Ansprache im Kapitelsaal des Augustinerklosters zu Erfurt anlässlich des Besuches von Papst Benedikt XVI.

Ilse Junkermann, Landesbischöfin der Evangelischen Kirche in Mitteldeutschland

Eure Heiligkeit, Papst Benedikt XVI.,
lieber Bruder in Christus!
Sehr geehrter Vorsitzender des Rates der EKD,
lieber Bruder Präses!
Sehr verehrte Eminenzen und Exzellenzen,
liebe Brüder im Bischofsamt und Präsidenten,
sehr geehrte Professorinnen und Professoren,
liebe Schwestern  und Brüder!

Sehr herzlich heiße ich Sie im Namen der Evangelischen Kirche in Mitteldeutschland hier im Kapitelsaal des Evang. Augustinerklosters zu Erfurt willkommen!

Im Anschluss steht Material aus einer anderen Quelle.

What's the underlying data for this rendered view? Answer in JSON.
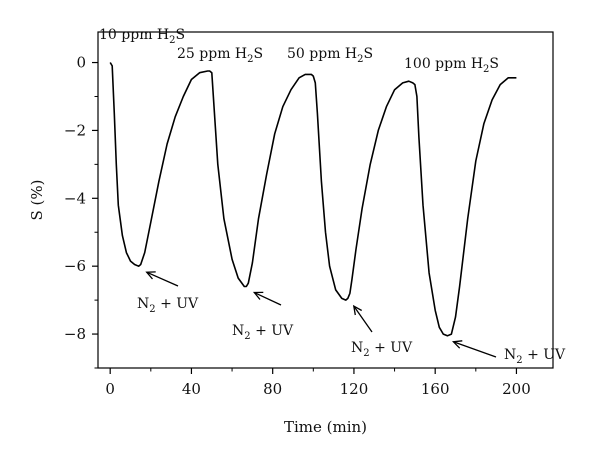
{
  "chart_data": {
    "type": "line",
    "title": "",
    "xlabel": "Time (min)",
    "ylabel": "S (%)",
    "xlim": [
      -6,
      218
    ],
    "ylim": [
      -9,
      0.9
    ],
    "x_ticks": [
      0,
      40,
      80,
      120,
      160,
      200
    ],
    "x_tick_labels": [
      "0",
      "40",
      "80",
      "120",
      "160",
      "200"
    ],
    "y_ticks": [
      0,
      -2,
      -4,
      -6,
      -8
    ],
    "y_tick_labels": [
      "0",
      "−2",
      "−4",
      "−6",
      "−8"
    ],
    "grid": false,
    "color": "#000000",
    "series": [
      {
        "x": [
          0,
          1,
          2,
          3,
          4,
          6,
          8,
          10,
          12,
          14,
          15,
          17,
          20,
          24,
          28,
          32,
          36,
          40,
          44,
          48,
          49,
          50,
          51,
          53,
          56,
          60,
          63,
          66,
          67,
          68,
          70,
          73,
          77,
          81,
          85,
          89,
          93,
          96,
          99,
          100,
          101,
          102,
          104,
          106,
          108,
          111,
          114,
          116,
          117,
          118,
          119,
          121,
          124,
          128,
          132,
          136,
          140,
          144,
          147,
          149,
          150,
          151,
          152,
          154,
          157,
          160,
          162,
          164,
          166,
          168,
          170,
          172,
          176,
          180,
          184,
          188,
          192,
          196,
          200
        ],
        "y": [
          0,
          -0.1,
          -1.5,
          -3.0,
          -4.2,
          -5.1,
          -5.6,
          -5.85,
          -5.95,
          -6.0,
          -5.95,
          -5.6,
          -4.7,
          -3.5,
          -2.4,
          -1.6,
          -1.0,
          -0.5,
          -0.3,
          -0.25,
          -0.25,
          -0.3,
          -1.2,
          -3.0,
          -4.6,
          -5.8,
          -6.35,
          -6.6,
          -6.6,
          -6.5,
          -5.9,
          -4.6,
          -3.3,
          -2.1,
          -1.3,
          -0.8,
          -0.45,
          -0.35,
          -0.35,
          -0.4,
          -0.6,
          -1.5,
          -3.5,
          -5.0,
          -6.0,
          -6.7,
          -6.95,
          -7.0,
          -6.95,
          -6.8,
          -6.4,
          -5.5,
          -4.3,
          -3.0,
          -2.0,
          -1.3,
          -0.8,
          -0.6,
          -0.55,
          -0.6,
          -0.65,
          -1.0,
          -2.2,
          -4.2,
          -6.2,
          -7.3,
          -7.8,
          -8.0,
          -8.05,
          -8.0,
          -7.5,
          -6.6,
          -4.6,
          -2.9,
          -1.8,
          -1.1,
          -0.65,
          -0.45,
          -0.45
        ]
      }
    ],
    "annotations": [
      {
        "id": "conc-10",
        "text": "10 ppm H",
        "sub": "2",
        "tail": "S"
      },
      {
        "id": "conc-25",
        "text": "25 ppm H",
        "sub": "2",
        "tail": "S"
      },
      {
        "id": "conc-50",
        "text": "50 ppm H",
        "sub": "2",
        "tail": "S"
      },
      {
        "id": "conc-100",
        "text": "100 ppm H",
        "sub": "2",
        "tail": "S"
      }
    ],
    "arrow_labels": [
      {
        "id": "uv-1",
        "text": "N",
        "sub": "2",
        "tail": " + UV",
        "x": 15,
        "y": -6.0
      },
      {
        "id": "uv-2",
        "text": "N",
        "sub": "2",
        "tail": " + UV",
        "x": 68,
        "y": -6.6
      },
      {
        "id": "uv-3",
        "text": "N",
        "sub": "2",
        "tail": " + UV",
        "x": 117,
        "y": -7.0
      },
      {
        "id": "uv-4",
        "text": "N",
        "sub": "2",
        "tail": " + UV",
        "x": 166,
        "y": -8.05
      }
    ]
  }
}
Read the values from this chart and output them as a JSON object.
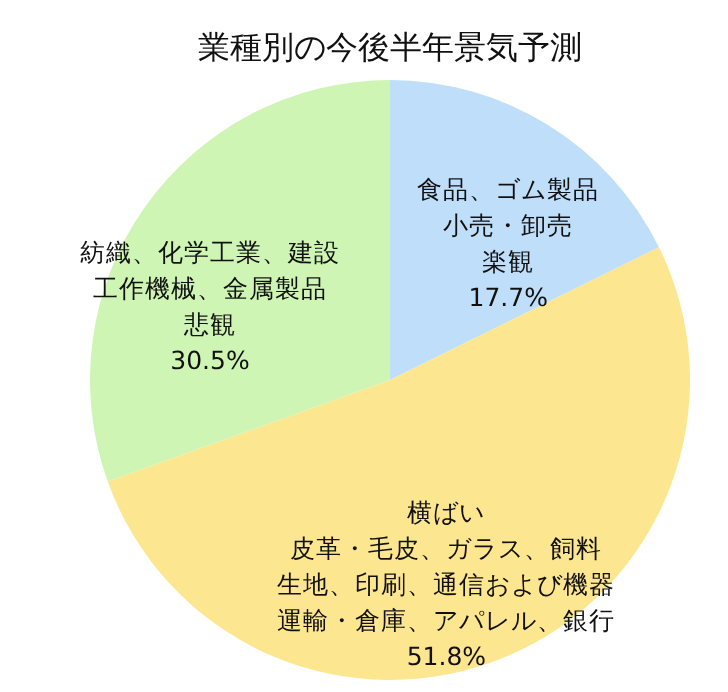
{
  "chart_data": {
    "type": "pie",
    "title": "業種別の今後半年景気予測",
    "categories": [
      "食品、ゴム製品小売・卸売楽観",
      "横ばい皮革・毛皮、ガラス、飼料生地、印刷、通信および機器運輸・倉庫、アパレル、銀行",
      "紡織、化学工業、建設工作機械、金属製品悲観"
    ],
    "values": [
      17.7,
      51.8,
      30.5
    ],
    "value_labels": [
      "17.7%",
      "51.8%",
      "30.5%"
    ],
    "colors": [
      "#bfdefa",
      "#fde690",
      "#cff5b4"
    ]
  }
}
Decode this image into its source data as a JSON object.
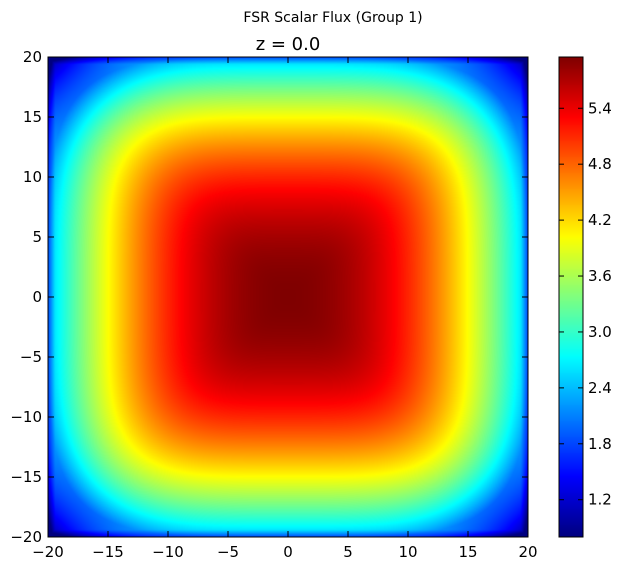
{
  "chart_data": {
    "type": "heatmap",
    "suptitle": "FSR Scalar Flux (Group 1)",
    "title": "z = 0.0",
    "xlabel": "",
    "ylabel": "",
    "xlim": [
      -20,
      20
    ],
    "ylim": [
      -20,
      20
    ],
    "x_ticks": [
      -20,
      -15,
      -10,
      -5,
      0,
      5,
      10,
      15,
      20
    ],
    "y_ticks": [
      20,
      15,
      10,
      5,
      0,
      -5,
      -10,
      -15,
      -20
    ],
    "x_tick_labels": [
      "−20",
      "−15",
      "−10",
      "−5",
      "0",
      "5",
      "10",
      "15",
      "20"
    ],
    "y_tick_labels": [
      "20",
      "15",
      "10",
      "5",
      "0",
      "−5",
      "−10",
      "−15",
      "−20"
    ],
    "colormap": "jet",
    "grid": false,
    "colorbar": {
      "range": [
        0.8,
        5.95
      ],
      "ticks": [
        1.2,
        1.8,
        2.4,
        3.0,
        3.6,
        4.2,
        4.8,
        5.4
      ],
      "tick_labels": [
        "1.2",
        "1.8",
        "2.4",
        "3.0",
        "3.6",
        "4.2",
        "4.8",
        "5.4"
      ]
    },
    "field": {
      "description_values": "peak at center, decreasing toward square edges",
      "center_value": 5.95,
      "edge_midpoint_value": 2.4,
      "corner_value": 0.85
    }
  }
}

Es ist für unsere Kirche eine große Ehre und eine noch größere Freude, Ihnen mit unserem Haus und der Klosterkirche für diese Begegnung und den Gottesdienst dienen zu können.

"Historisch" nennen viele diese Begegnung. In dieser Bezeichnung kommt die hohe politische und gesellschaftliche Bedeutung zum Ausdruck, die von der Öffentlichkeit dieser Begegnung beigelegt wird.

Ich möchte diese Begegnung als eine geschichtlich bedeutsame verstehen. Und zwar in dem Sinn, wie wir es von unseren jüdischen Glaubensgeschwistern wissen und von unseren Gottesdiensten her verstehen: Geschichte liegt vor uns. Auch wenn es um Geschehen und Ereignisse in der Vergangenheit  geht, so sind wir eingeladen und aufgefordert, die Geschichte in unsere Gegenwart aufzunehmen und uns so in diese Geschichte hineinzubegeben.

Dies gilt für die jährliche Feier des Passamahles wie für die Feier der Eucharistie und des Abendmahls. In Jesu Einsetzungsworten "...solches tut zu meinem Gedächtnis" ruft er uns: Nehmt diese Geschichte in Eure Gegenwart auf. In diesem Mahl bin ich mitten unter Euch.

Bei allem, was uns an einer gemeinsamen Feier dieses Mahls hindert, dies eine verbindet uns gewiss: wir feiern dieses Mahl im Gedenken an unseren Herrn Jesus Christus und seinen großen Versöhnungsdienst an uns so, dass wir uns von ihm einladen lassen und stärken als solche, die zu seiner Geschichte gehören. Wir sollen und dürfen ein Teil dieser Geschichte werden. Wir sollen und dürfen Anteil an dieser Geschichte bekommen – dass wir mit ihr unsere Gegenwart und Zukunft gestalten.

Und das hat eine Wirkung auf unsere Geschichte, die wir gemeinsam haben und auf die Geschichte unserer Verschiedenheit und Trennung. Auch diese Geschichte ist nicht abgeschlossen und vorbei, schon gar nicht so, dass wir auf sie festgelegt werden. Auch diese z. T. überaus schmerzhafte Geschichte liegt so vor uns, dass wir in der Gegenwart, heute, in sie hineingehen und Gemeinschaft suchen im Gespräch miteinander und im Hören auf Gottes Wort.

In diesem Sinn ist die Begegnung heute geschichtlich bedeutsam. Welche Führung und Entscheidung, dass wir an diesem Ort zusammengekommen sind, an diesem Ort, der uns anspricht, der mit seiner Geschichte zu uns heute spricht.

Gottes Heiliger Geist lasse uns segensreiche Schritte in diese Geschichte hineingehen.